Chronic Disease Drives Most Spending

Ninety percent of the nation’s $4.9 trillion in annual healthcare spending goes toward treating people with chronic and mental health conditions. That single statistic explains more about premium trends than almost anything else. The most expensive conditions are widespread and getting more common:

  • Diabetes costs an estimated $413 billion a year in medical expenses and lost productivity.
  • Heart disease and stroke cost the healthcare system $233.3 billion annually, with projections approaching $2 trillion by 2050.
  • Alzheimer’s and other dementias account for $360 billion in care costs in 2024, expected to nearly triple by 2050.
  • Cancer care is on track to exceed $240 billion by 2030.
  • Obesity adds nearly $173 billion a year to healthcare costs.
  • Arthritis accounts for over $300 billion in medical costs and lost earnings.

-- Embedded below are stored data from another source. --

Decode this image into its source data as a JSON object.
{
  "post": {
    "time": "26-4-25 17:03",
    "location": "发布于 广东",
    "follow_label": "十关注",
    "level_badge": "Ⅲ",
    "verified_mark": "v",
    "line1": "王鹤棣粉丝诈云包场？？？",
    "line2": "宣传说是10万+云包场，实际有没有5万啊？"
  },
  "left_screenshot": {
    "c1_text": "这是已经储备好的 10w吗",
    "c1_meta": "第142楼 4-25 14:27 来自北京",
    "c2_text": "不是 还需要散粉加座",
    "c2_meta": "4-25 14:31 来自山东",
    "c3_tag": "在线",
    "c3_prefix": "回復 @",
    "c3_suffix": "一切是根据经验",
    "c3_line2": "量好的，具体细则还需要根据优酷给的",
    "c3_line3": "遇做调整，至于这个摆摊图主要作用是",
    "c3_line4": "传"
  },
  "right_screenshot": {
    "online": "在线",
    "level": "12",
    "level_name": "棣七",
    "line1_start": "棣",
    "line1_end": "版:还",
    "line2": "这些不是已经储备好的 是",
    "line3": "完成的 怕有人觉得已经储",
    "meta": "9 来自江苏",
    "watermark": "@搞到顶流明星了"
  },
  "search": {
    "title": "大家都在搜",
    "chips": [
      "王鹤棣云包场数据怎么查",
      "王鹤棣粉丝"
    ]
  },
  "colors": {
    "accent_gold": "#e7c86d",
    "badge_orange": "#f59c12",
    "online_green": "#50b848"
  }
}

These conditions require ongoing management: regular doctor visits, daily medications, lab work, and sometimes hospitalizations. As the population ages and chronic disease prevalence grows, the total cost of insuring a group of people rises, even if no single treatment gets more expensive. Your premium reflects the expected cost of care for everyone in your plan, and the chronic disease burden keeps pushing that number higher.

Providers Are Billing More Aggressively

There’s a subtler factor that doesn’t show up on your explanation of benefits but still affects what you pay. Hospitals and physician groups have become more sophisticated at maximizing reimbursement through coding practices. This means documenting patient visits in ways that qualify for higher payment categories, sometimes called “coding intensity.” It’s not necessarily fraud. It often reflects more thorough documentation of conditions that were always present. But the financial effect is real: insurers pay out more per visit, and those costs get passed along in premiums.

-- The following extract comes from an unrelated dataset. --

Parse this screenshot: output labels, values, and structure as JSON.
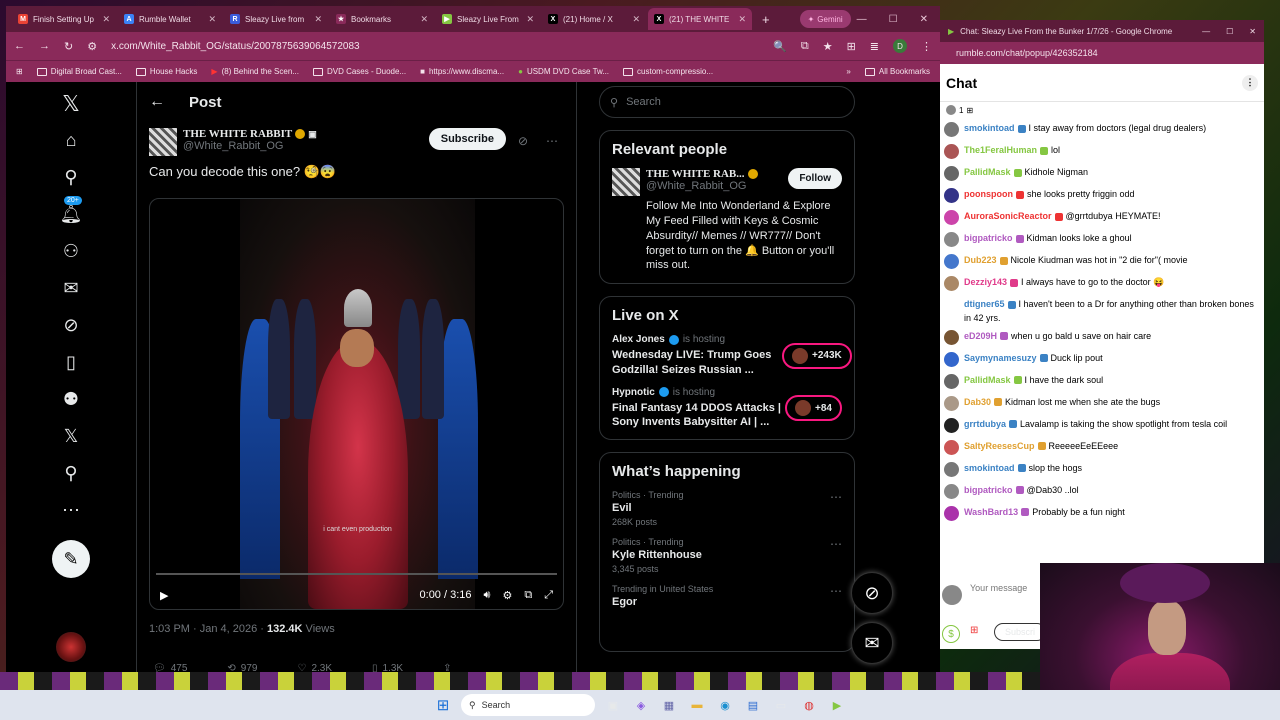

Providers argue they need every dollar they can get. Operating costs have risen faster than what insurers have been willing to pay in recent years, squeezing hospital margins. From the provider side, more aggressive billing is a survival strategy. From the insurer side, it’s another cost to absorb or pass on to you.

Why It All Hits at Once

What makes the current moment feel especially painful is that none of these factors exist in isolation. Hospitals are charging more because their own costs are up. Drug spending is rising because new, expensive therapies are reaching more patients. Utilization is elevated because more people have coverage and the population is aging. Healthcare wages are climbing because the labor market demands it. Each of these pressures feeds into the others, and insurers respond the only way they can: by raising premiums.

Federal rules do place some guardrails on how insurers spend your money. Under the Affordable Care Act, insurance companies must spend at least 80 to 85 percent of premium dollars on actual medical care rather than administrative costs or profits. If they fail to hit that threshold, they owe you a rebate. But that rule doesn’t cap the total amount of the premium. It just ensures that when prices go up, it’s mostly because the cost of care went up, not because the insurer is pocketing more.

The upward pressure on premiums is broad, affecting commercial plans, Medicare Advantage, Medicaid managed care, and marketplace plans alike. As one credit rating analyst put it, the cost trends “are not isolated.” They’re showing up across nearly every major line of business in health insurance.